# JOIN TEAM FLARE?!?



## Piptocrossing (Oct 27, 2013)

Spoliers mabye~

So during the game Pokemon X Lysandre compliments you on how great of a trainer you are. Near the end when you are battling to save the world he saids something a long the lines that you are the best of the best.

You have to be selected to join team flare, I just think if Lysandre thought so highly of you, why wouldn't he want to save you? I just think it might have been cool to see what would happen if you joined in the end~ 

Then in the next Pokemon release game the two choices of games you would buy would be Pokemon:Flare and Pokemon:? (nintendo's problem, not mine). one game you would be a member of team flare, the other game you are trying to stop team flare again!  

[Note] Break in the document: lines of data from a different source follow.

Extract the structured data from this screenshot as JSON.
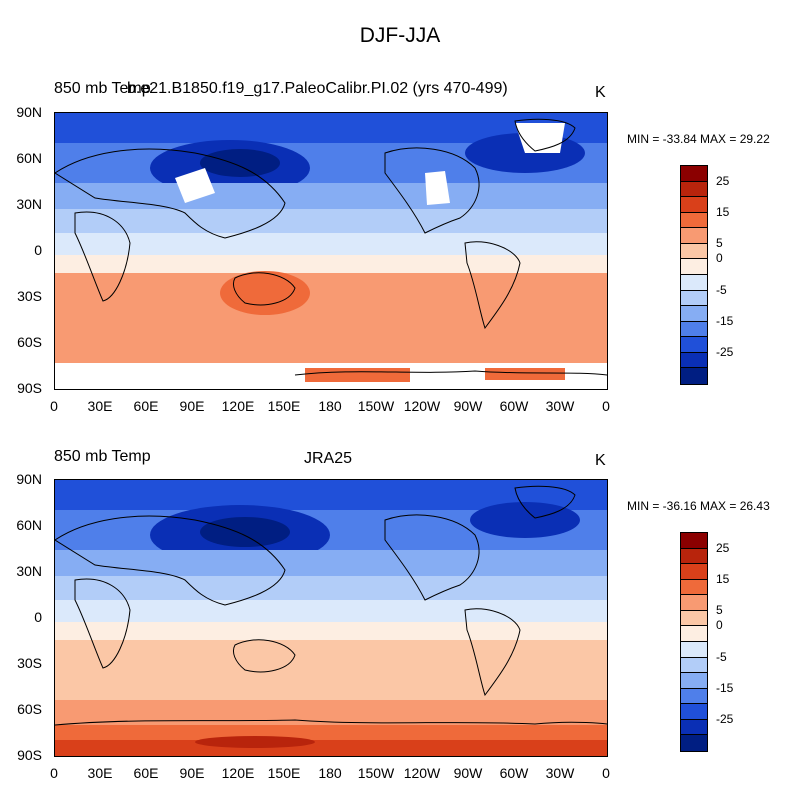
{
  "title": "DJF-JJA",
  "colorbar": {
    "colors": [
      "#8b0000",
      "#b8240c",
      "#d9401a",
      "#ef6a3a",
      "#f89a72",
      "#fbc7a6",
      "#fdeee2",
      "#dbe9fb",
      "#b2cdf8",
      "#86adf3",
      "#4f7fea",
      "#2050d9",
      "#0a2fb5",
      "#001e82"
    ],
    "levels": [
      "30",
      "25",
      "20",
      "15",
      "10",
      "5",
      "0",
      "-5",
      "-10",
      "-15",
      "-20",
      "-25",
      "-30"
    ],
    "tick_labels": [
      "25",
      "15",
      "5",
      "0",
      "-5",
      "-15",
      "-25"
    ]
  },
  "axes": {
    "lat_labels": [
      "90N",
      "60N",
      "30N",
      "0",
      "30S",
      "60S",
      "90S"
    ],
    "lon_labels": [
      "0",
      "30E",
      "60E",
      "90E",
      "120E",
      "150E",
      "180",
      "150W",
      "120W",
      "90W",
      "60W",
      "30W",
      "0"
    ]
  },
  "panels": [
    {
      "left_label": "850 mb Temp",
      "center_label": "b.e21.B1850.f19_g17.PaleoCalibr.PI.02 (yrs 470-499)",
      "units": "K",
      "minmax": "MIN = -33.84 MAX =  29.22"
    },
    {
      "left_label": "850 mb Temp",
      "center_label": "JRA25",
      "units": "K",
      "minmax": "MIN = -36.16 MAX =  26.43"
    }
  ]
}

but why wouldn't Lysandre want to save you if he thought so highly of you? Also if the game let you join, would you join team Flare?


----------



## Midoriya (Oct 27, 2013)

I would join Team Flare just to see the alternate ending.


----------



## MyLifeIsCake (Oct 27, 2013)

I'd love to if the admission wasn't 5 mil... He'd love me, I have the crazy bright red hair irl.


----------



## dollydaydream (Oct 27, 2013)

I might join, but then turn it around so THEY had to pay ME 5 mil to join, then it would definitely be worth it.


----------



## Bread Kennedys (Oct 27, 2013)

Nope, pretty sure I'd join Team Plasma or Galactic instead. Probably Galactic since they're suits are cooler.


----------



## TheCreeperHugz (Oct 27, 2013)

DeviousCrossing said:


> Nope, pretty sure I'd join Team Plasma or Galactic instead. Probably Galactic since they're suits are cooler.



No love for Rocket?


----------



## Silversea (Oct 27, 2013)

I'd make my own team. It would be called Team Ambiguous and it means I can work for whatever team I feel like at the time.


----------



## Bread Kennedys (Oct 27, 2013)

TheCreeperHugz said:


> No love for Rocket?



I like Rocket, but Galactic's main purpose was to create an entirely new world without emotion, and they had cooler suits than Flare. And Plasma's main purpose was to take over the Unova region. Rocket was just in it for the money. :U


----------



## Stevey Queen (Oct 27, 2013)

Team Flare is scary. They tried to destroy the world. And I don't trust Lysandre. He never specified on how he was going to protect Team Flare from his apocalyptic attack. I think it was secretly a suicide mission.


----------



## heatran (Oct 27, 2013)

I wouldn't. Killing off Pokemon? No way! Everyone being the same? No. Just no. That would be boring. Really boring.


----------



## BellGreen (Oct 27, 2013)

Galactic's theme is much more catchier. I'd join them.


----------



## Twilight Sparkle (Oct 27, 2013)

Haha no

TEAM ROCKET ALL THE WAY <3


----------



## Dr J (Oct 29, 2013)

Twilight Sparkle said:


> Haha no
> 
> TEAM ROCKET ALL THE WAY <3



Heck yeah! I'd join Team Rocket as well and quickly rise in ranks until I was booting Giovanni out of the leader's chair and taking over myself! And then.. Team Rocket would finally be a true threat to the world. A threat with an unstoppable leader. ^_^


----------



## Croconaw (Oct 30, 2013)

I would definitely join.


----------



## Dr J (Oct 30, 2013)

Here's a question for you all... where are the costumes in X/Y?? Why didn't Nintendo think to give us bad guy costumes to wear??


----------



## Jarrad (Nov 1, 2013)

Team magma for me!


----------



## unravel (Nov 1, 2013)

Lysandre: Join Team Flare and twerk with me.
Hurhur daderp


----------



## Touko (Nov 2, 2013)

Lol I would never join.

Their sense of fashion is not style in my eyes.


----------



## Touko (Nov 2, 2013)

Stahp double posting.


----------



## Zeiro (Nov 2, 2013)

Team Aqua is where it's at.


----------



## kittenrobotarmy (Nov 2, 2013)

Nope, I'd be in Team Rocket and steal Ash's Pikachu in one try.


----------



## Great Galaxy (Nov 5, 2013)

Forgot this game had a story mode.


----------



## Croconaw (Nov 5, 2013)

If Emerald gets remade on the 3DS, then I'd join Team Aqua.


----------